Similarly, no NGO is going to admit that big chunks of their work is a complete failure. Instead, like the example given by Tom Murphy, they’re going to contrast their failure with a success (thus emphasising the value of the success story) and/or pick on relatively minor elements of their work. Of course this is just what you’d expect from human nature, and sensible management. Nobody wants to do a Ratner!

On the flip side of the coin, I would expect this to be a reasonable reflection of reality in well run organisations. Such organisations should be capable of spotting when they’re heading for failure on a major programme and devote the management time to turning things around. That’s what adaptive management, the mark of a good development project just as it is the mark of good business management, is all about. Thus the failures ought to be peripheral; where senior staff just took too long to become apprised of the trap into which they were about to fall. A good organisation should also be able extricate themselves from any such traps. Indeed admitting failure then just becomes another element of the lesson learning process that an effective organisation should be going through internally anyway. (Thus arguably admitting failure is simply exposing that process to the outside world.)

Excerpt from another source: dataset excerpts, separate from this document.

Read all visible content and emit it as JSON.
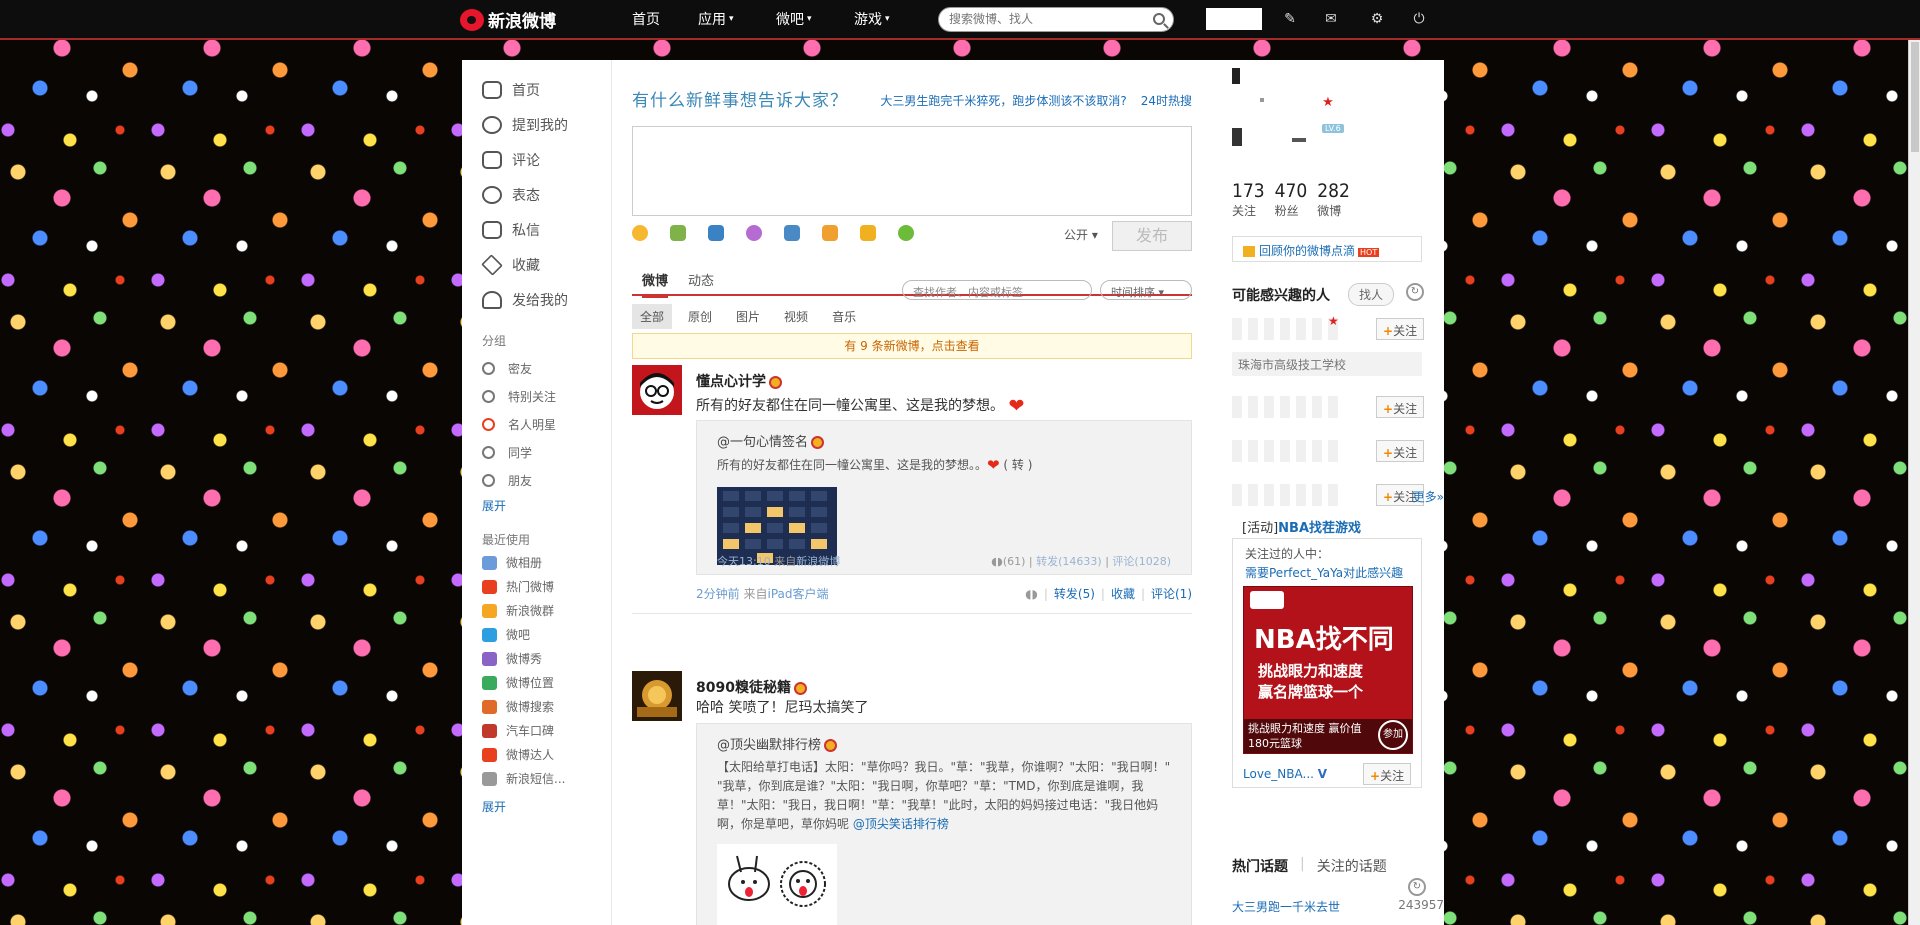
{
  "topbar": {
    "logo": "新浪微博",
    "nav": [
      {
        "label": "首页",
        "caret": ""
      },
      {
        "label": "应用",
        "caret": "▾"
      },
      {
        "label": "微吧",
        "caret": "▾"
      },
      {
        "label": "游戏",
        "caret": "▾"
      }
    ],
    "search_placeholder": "搜索微博、找人",
    "icons": [
      "edit-icon",
      "mail-icon",
      "gear-icon",
      "power-icon"
    ]
  },
  "left": {
    "main_nav": [
      "首页",
      "提到我的",
      "评论",
      "表态",
      "私信",
      "收藏",
      "发给我的"
    ],
    "group_title": "分组",
    "groups": [
      "密友",
      "特别关注",
      "名人明星",
      "同学",
      "朋友"
    ],
    "expand": "展开",
    "recent_title": "最近使用",
    "recent": [
      {
        "label": "微相册",
        "color": "#6b9bd8"
      },
      {
        "label": "热门微博",
        "color": "#e8401f"
      },
      {
        "label": "新浪微群",
        "color": "#f5a623"
      },
      {
        "label": "微吧",
        "color": "#2d9fe0"
      },
      {
        "label": "微博秀",
        "color": "#8a63c7"
      },
      {
        "label": "微博位置",
        "color": "#3aaa5c"
      },
      {
        "label": "微博搜索",
        "color": "#e06a2a"
      },
      {
        "label": "汽车口碑",
        "color": "#c0392b"
      },
      {
        "label": "微博达人",
        "color": "#e8401f"
      },
      {
        "label": "新浪短信...",
        "color": "#999999"
      }
    ],
    "expand2": "展开"
  },
  "publisher": {
    "title": "有什么新鲜事想告诉大家？",
    "hot_topic": "大三男生跑完千米猝死，跑步体测该不该取消?",
    "hot_label": "24时热搜",
    "visibility": "公开 ▾",
    "submit": "发布",
    "tools": [
      "emoji-icon",
      "image-icon",
      "video-icon",
      "music-icon",
      "topic-icon",
      "vote-icon",
      "gift-icon",
      "more-icon"
    ]
  },
  "tabs": {
    "main": [
      "微博",
      "动态"
    ],
    "filter_placeholder": "查找作者、内容或标签",
    "sort": "时间排序 ▾",
    "sub": [
      "全部",
      "原创",
      "图片",
      "视频",
      "音乐"
    ],
    "new_notice": "有 9 条新微博，点击查看"
  },
  "posts": [
    {
      "user": "懂点心计学",
      "text": "所有的好友都住在同一幢公寓里、这是我的梦想。",
      "repost": {
        "user": "@一句心情签名",
        "text": "所有的好友都住在同一幢公寓里、这是我的梦想。。",
        "suffix": "( 转 )",
        "time": "今天13:10",
        "from_label": "来自",
        "source": "新浪微博",
        "likes": "(61)",
        "forward": "转发(14633)",
        "comment": "评论(1028)"
      },
      "time": "2分钟前",
      "from_label": "来自",
      "source": "iPad客户端",
      "forward": "转发(5)",
      "fav": "收藏",
      "comment": "评论(1)"
    },
    {
      "user": "8090糗徒秘籍",
      "text": "哈哈 笑喷了！尼玛太搞笑了",
      "repost": {
        "user": "@顶尖幽默排行榜",
        "text_lines": [
          "【太阳给草打电话】太阳：\"草你吗？我日。\"草：\"我草，你谁啊？\"太阳：\"我日啊！\"",
          "\"我草，你到底是谁？\"太阳：\"我日啊，你草吧？\"草：\"TMD，你到底是谁啊，我",
          "草！\"太阳：\"我日，我日啊！\"草：\"我草！\"此时，太阳的妈妈接过电话：\"我日他妈",
          "啊，你是草吧，草你妈呢"
        ],
        "mention": "@顶尖笑话排行榜"
      }
    }
  ],
  "right": {
    "stats": [
      {
        "num": "173",
        "label": "关注"
      },
      {
        "num": "470",
        "label": "粉丝"
      },
      {
        "num": "282",
        "label": "微博"
      }
    ],
    "level": "LV.6",
    "recall": "回顾你的微博点滴",
    "hot_tag": "HOT",
    "suggest_title": "可能感兴趣的人",
    "find_btn": "找人",
    "follow_label": "关注",
    "school": "珠海市高级技工学校",
    "more": "更多»",
    "activity_prefix": "[活动]",
    "activity_name": "NBA找茬游戏",
    "activity_l1": "关注过的人中：",
    "activity_l2": "需要Perfect_YaYa对此感兴趣",
    "ad_title": "NBA找不同",
    "ad_sub1": "挑战眼力和速度",
    "ad_sub2": "赢名牌篮球一个",
    "ad_caption1": "挑战眼力和速度 赢价值",
    "ad_caption2": "180元篮球",
    "ad_join": "参加",
    "activity_user": "Love_NBA...",
    "topic_tabs": [
      "热门话题",
      "关注的话题"
    ],
    "topic_name": "大三男跑一千米去世",
    "topic_count": "243957"
  }
}
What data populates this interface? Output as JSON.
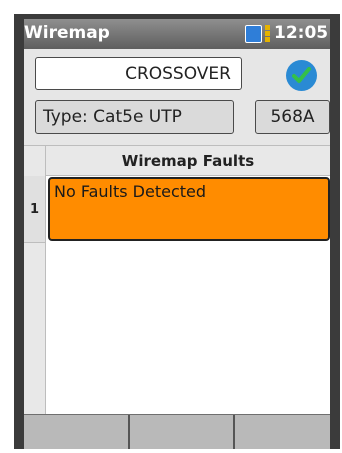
{
  "status_bar": {
    "title": "Wiremap",
    "time": "12:05",
    "battery_color": "#2f7ed8",
    "battery_charge_color": "#e5b300",
    "battery_icon": "battery-icon"
  },
  "test_result": {
    "mode": "CROSSOVER",
    "status_icon": "checkmark-icon",
    "status_color": "#2a8ad4"
  },
  "cable": {
    "type_label": "Type: Cat5e UTP",
    "standard": "568A"
  },
  "faults_table": {
    "header": "Wiremap Faults",
    "rows": [
      {
        "index": "1",
        "text": "No Faults Detected"
      }
    ],
    "highlight_color": "#ff8c00"
  },
  "softkeys": [
    {
      "label": ""
    },
    {
      "label": ""
    },
    {
      "label": ""
    }
  ]
}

The trouble is that a lot of what goes on in development does not appear to me to be that well run. (On average I’d say the quality of management in NGOs is probably better than other parts of the aid world, but it’s not a hard and fast rule.) Will these less well run organisations, programmes and projects have the courage to admit they made much bigger failures? I fear not. Just ask the leading advocates of the Millennium Villages Project!

That all said, I can see a big potential win here if admitting failure really takes off. Because for all the lack of self-criticism in the aid world, I think it is worse in developing country governments. So if self-criticism became that much more mainstream, then there is a chance that it might percolate across the institutional boundaries. I’m not overly optimistic on this point, but it is certainly worth the attempt.

To conclude, I would have failed myself if readers of this post came away with a negative impression of the growing fad for publicly admitting failure in development projects. I think it is an excellent innovation, and I hope it catches on. A little more humility from the big aid players would be no bad thing any way. Just expect a certain degree of superficiality and turning negatives into positives along the way, because that’s just human nature.